The Israel Diamond Exchange (IDE) pledged to fight a decision by the First International Bank of Israel (FIBI) to tighten its lending standards for the trade. FIBI raised collateral requirements for diamond industry members, leading IDE President Yoram Dvash to write to bourse members, vowing to lobby state authorities and persuade the bank to reconsider the decision. Dvash claimed FIBI’s demands are stricter than those applicable to other sectors and alleged the move was influenced by “pressure” from Israel’s financial regulator, Rapaport reported.
The IDE is to hold an emergency meeting after its members return from summer vacation this month and also invite public figures from politics and business to participate in the discussion.
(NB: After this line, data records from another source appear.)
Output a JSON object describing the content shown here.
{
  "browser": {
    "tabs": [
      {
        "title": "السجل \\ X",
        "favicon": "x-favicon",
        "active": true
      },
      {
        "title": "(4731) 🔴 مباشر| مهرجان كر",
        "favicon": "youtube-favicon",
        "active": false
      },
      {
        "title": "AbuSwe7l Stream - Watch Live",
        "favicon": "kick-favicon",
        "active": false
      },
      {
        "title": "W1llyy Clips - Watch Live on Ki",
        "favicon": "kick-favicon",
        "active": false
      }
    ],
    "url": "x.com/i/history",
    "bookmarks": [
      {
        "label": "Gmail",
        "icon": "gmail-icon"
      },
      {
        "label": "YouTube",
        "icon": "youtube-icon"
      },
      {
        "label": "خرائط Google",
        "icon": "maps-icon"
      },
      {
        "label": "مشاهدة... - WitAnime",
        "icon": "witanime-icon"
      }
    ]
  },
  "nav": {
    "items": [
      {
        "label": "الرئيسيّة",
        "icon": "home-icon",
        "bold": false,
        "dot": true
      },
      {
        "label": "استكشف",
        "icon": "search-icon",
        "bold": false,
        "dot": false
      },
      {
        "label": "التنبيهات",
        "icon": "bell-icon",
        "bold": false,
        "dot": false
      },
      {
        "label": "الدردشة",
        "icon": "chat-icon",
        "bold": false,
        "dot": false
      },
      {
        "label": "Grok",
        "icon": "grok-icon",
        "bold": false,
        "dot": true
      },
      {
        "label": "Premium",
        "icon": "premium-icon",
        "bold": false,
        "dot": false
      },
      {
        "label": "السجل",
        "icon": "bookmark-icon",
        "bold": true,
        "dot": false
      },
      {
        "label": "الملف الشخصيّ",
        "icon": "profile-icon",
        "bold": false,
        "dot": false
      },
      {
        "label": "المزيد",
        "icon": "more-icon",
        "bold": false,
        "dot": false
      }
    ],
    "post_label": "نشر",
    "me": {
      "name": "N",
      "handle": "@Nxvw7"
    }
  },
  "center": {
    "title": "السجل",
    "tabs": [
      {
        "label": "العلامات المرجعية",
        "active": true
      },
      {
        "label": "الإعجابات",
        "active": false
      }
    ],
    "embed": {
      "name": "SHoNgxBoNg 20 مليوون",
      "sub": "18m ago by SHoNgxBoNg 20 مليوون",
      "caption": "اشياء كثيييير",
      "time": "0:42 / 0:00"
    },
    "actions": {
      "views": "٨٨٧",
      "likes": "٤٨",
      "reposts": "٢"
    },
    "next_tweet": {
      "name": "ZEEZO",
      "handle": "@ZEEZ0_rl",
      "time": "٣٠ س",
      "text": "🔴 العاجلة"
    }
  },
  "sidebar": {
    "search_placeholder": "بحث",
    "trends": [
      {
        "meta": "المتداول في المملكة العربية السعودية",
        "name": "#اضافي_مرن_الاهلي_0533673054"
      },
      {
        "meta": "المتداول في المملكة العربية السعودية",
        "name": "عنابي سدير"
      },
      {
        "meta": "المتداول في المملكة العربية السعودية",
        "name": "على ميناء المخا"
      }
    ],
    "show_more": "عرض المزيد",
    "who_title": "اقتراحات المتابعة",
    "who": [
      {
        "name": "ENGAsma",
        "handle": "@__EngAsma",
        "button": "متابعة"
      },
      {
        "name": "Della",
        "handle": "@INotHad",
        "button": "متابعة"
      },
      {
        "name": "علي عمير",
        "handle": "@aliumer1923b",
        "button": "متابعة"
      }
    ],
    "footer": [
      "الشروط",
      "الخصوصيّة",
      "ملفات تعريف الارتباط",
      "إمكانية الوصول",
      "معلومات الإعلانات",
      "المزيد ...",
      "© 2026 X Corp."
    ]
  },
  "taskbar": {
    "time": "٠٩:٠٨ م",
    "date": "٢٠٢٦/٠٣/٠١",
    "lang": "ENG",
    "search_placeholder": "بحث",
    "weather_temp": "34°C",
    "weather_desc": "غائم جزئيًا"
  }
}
The bourse re-opens August 28. FIBI “has changed its policy, and what’s even worse from our point of view is that the pressure for this came from the Supervisor of Banks unit at the Bank of Israel,” Dvash said in the letter. “It is not possible for a unilateral decision to be passed without a battle.”
FIBI’s policy change is all the more painful since it comes at an increasingly difficult time for borrowers. Major industry lender Standard Chartered announced earlier this year that it would withdraw from the diamond industry. Antwerp Diamond Bank and Israel’s Bank Leumi have also left the business in recent years. FIBI declined to comment on specifics of its policy change but a spokesperson said the bank “continues to give credit to the diamond sector through its branch at the diamond center at Ramat Gan.” The bank lends with the “caution” required of it, the spokesperson added.